El lunes se jubiló mi primer maestro. El primero, y el más importante de todos ellos: mi maestro de Preescolar, mi maestro cuando era un párvulo. No sé si ustedes le conferirán la importancia que tienen a esos primeros maestros. Pero les puedo asegurar, y así lo certifican incontables estudios, que los profes de los primeros niveles educativos son absolutamente decisivos en la vida de los niños y niñas.

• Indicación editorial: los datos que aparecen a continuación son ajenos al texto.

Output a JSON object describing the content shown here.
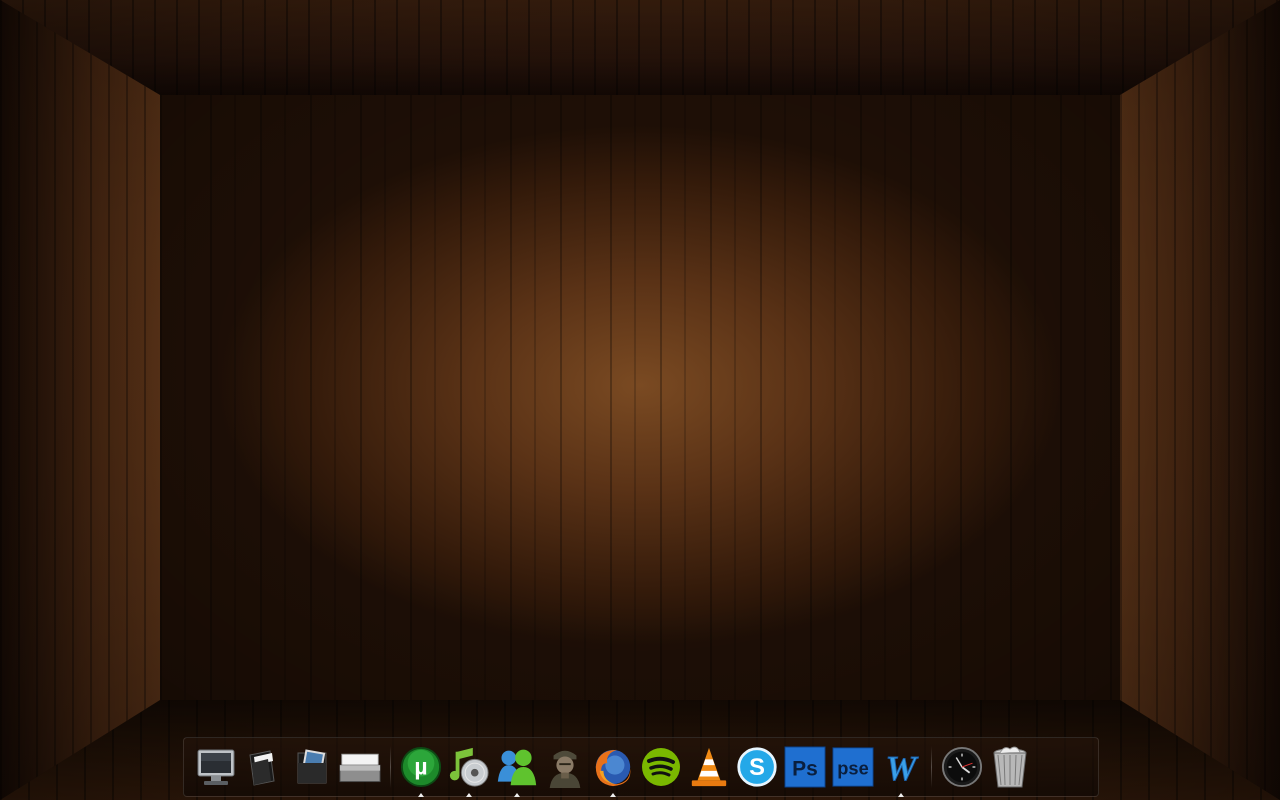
{
  "desktop": {
    "wallpaper": "wood-room",
    "colors": {
      "wood_light": "#7a4a22",
      "wood_dark": "#1e0f06"
    }
  },
  "dock": {
    "system_items": [
      {
        "name": "computer-icon",
        "running": false
      },
      {
        "name": "documents-folder-icon",
        "running": false
      },
      {
        "name": "pictures-folder-icon",
        "running": false
      },
      {
        "name": "mail-icon",
        "running": false
      }
    ],
    "app_items": [
      {
        "name": "utorrent-icon",
        "glyph": "µ",
        "running": true
      },
      {
        "name": "itunes-icon",
        "running": true
      },
      {
        "name": "messenger-icon",
        "running": true
      },
      {
        "name": "game-soldier-icon",
        "running": false
      },
      {
        "name": "firefox-icon",
        "running": true
      },
      {
        "name": "spotify-icon",
        "running": false
      },
      {
        "name": "vlc-icon",
        "running": false
      },
      {
        "name": "skype-icon",
        "glyph": "S",
        "running": false
      },
      {
        "name": "photoshop-icon",
        "glyph": "Ps",
        "running": false
      },
      {
        "name": "photoshop-elements-icon",
        "glyph": "pse",
        "running": false
      },
      {
        "name": "word-icon",
        "glyph": "W",
        "running": true
      }
    ],
    "utility_items": [
      {
        "name": "clock-icon",
        "running": false
      },
      {
        "name": "trash-icon",
        "running": false
      }
    ]
  }
}
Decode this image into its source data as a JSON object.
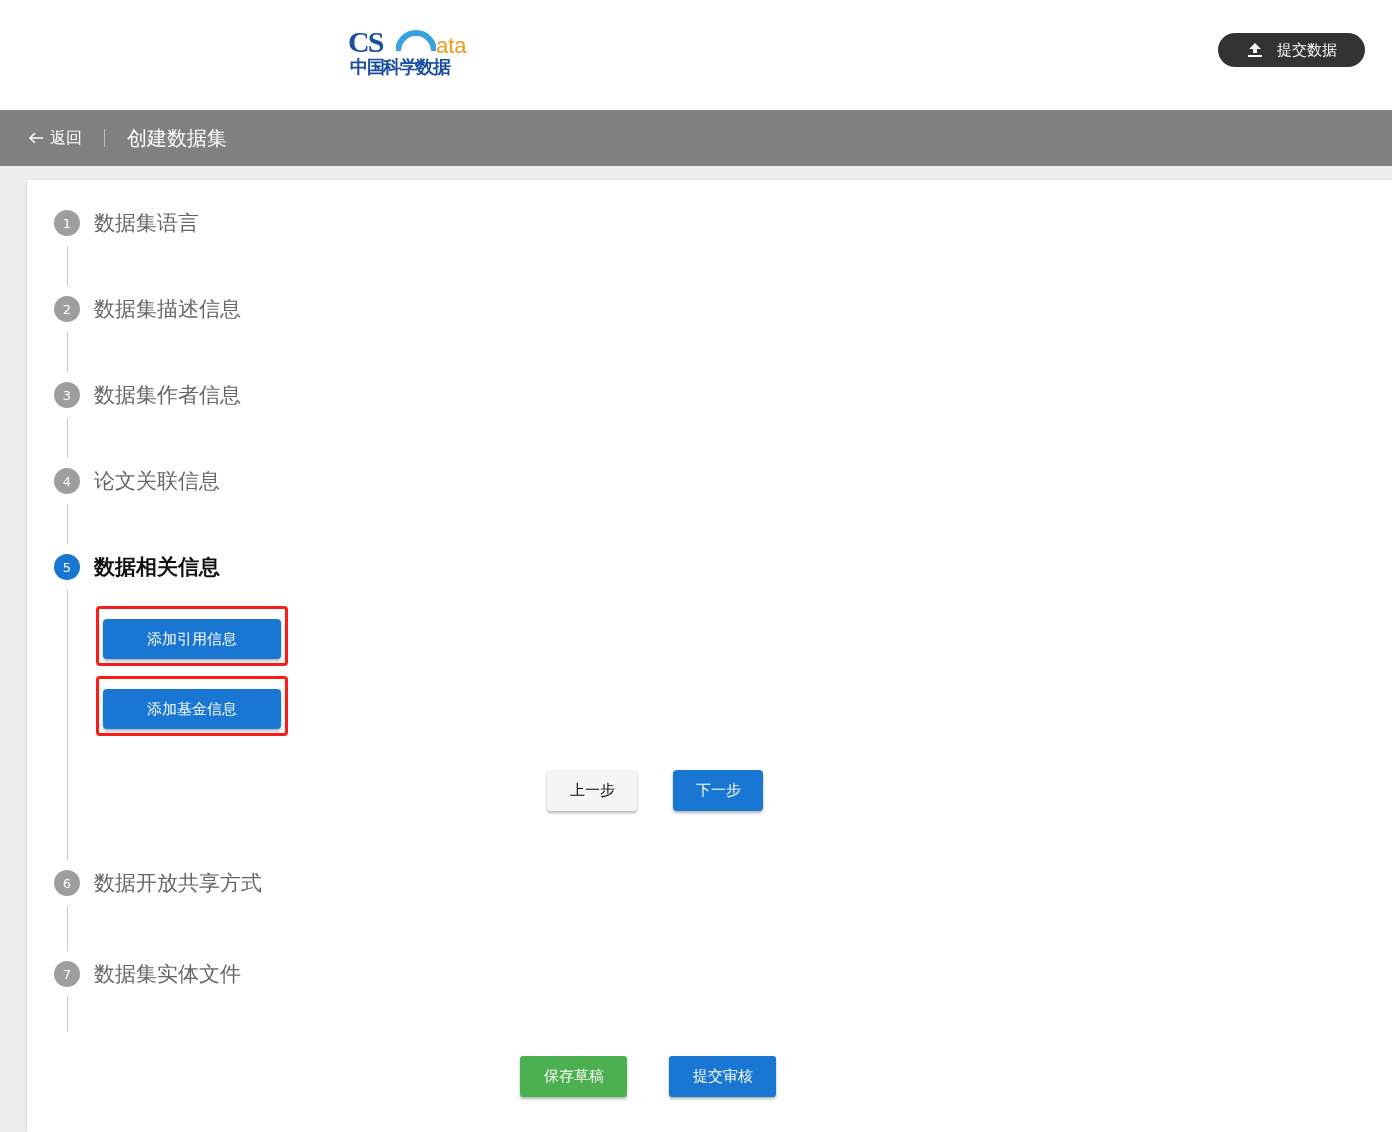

A mí, el mío, el primero de todos ellos, este del que les hablo, me enseñó tanto que sería difícil condensarlo en las líneas de las que se compone esta columna. Pero, por resumir, puedo decirles que sembró en mi mente las semillas del conocimiento; que construyó los cimientos sobre los que habrían de erigirse los saberes de las más diversas materias; que me inculcó valores cívicos de altura, normas de comportamientos social, y el respeto hacia los derechos humanos; que me lanzó, con precisión, las flechas que me llevarían a enamorarme de la lectura, la escritura o la música; y que me enseñó cosas tan esenciales --y tan sencillas y complejas a la vez-- como reconocer mi cuerpo y el de los demás, situarme en el espacio, leer, dibujar, escribir letras y números, anudarme los cordones, colorear, pintar, modelar la plastilina, hacer la voltereta, entonar una canción, silbar, saltar y correr, chascar los dedos, interpretar y dramatizar, reconocer los colores y las formas, diferenciar tamaños, cantidades y pesos, recortar, puntear y pegar, contar, comparar y sumar, deletrear, entender y explicar el significado de infinidad de palabras o recitar una poesía.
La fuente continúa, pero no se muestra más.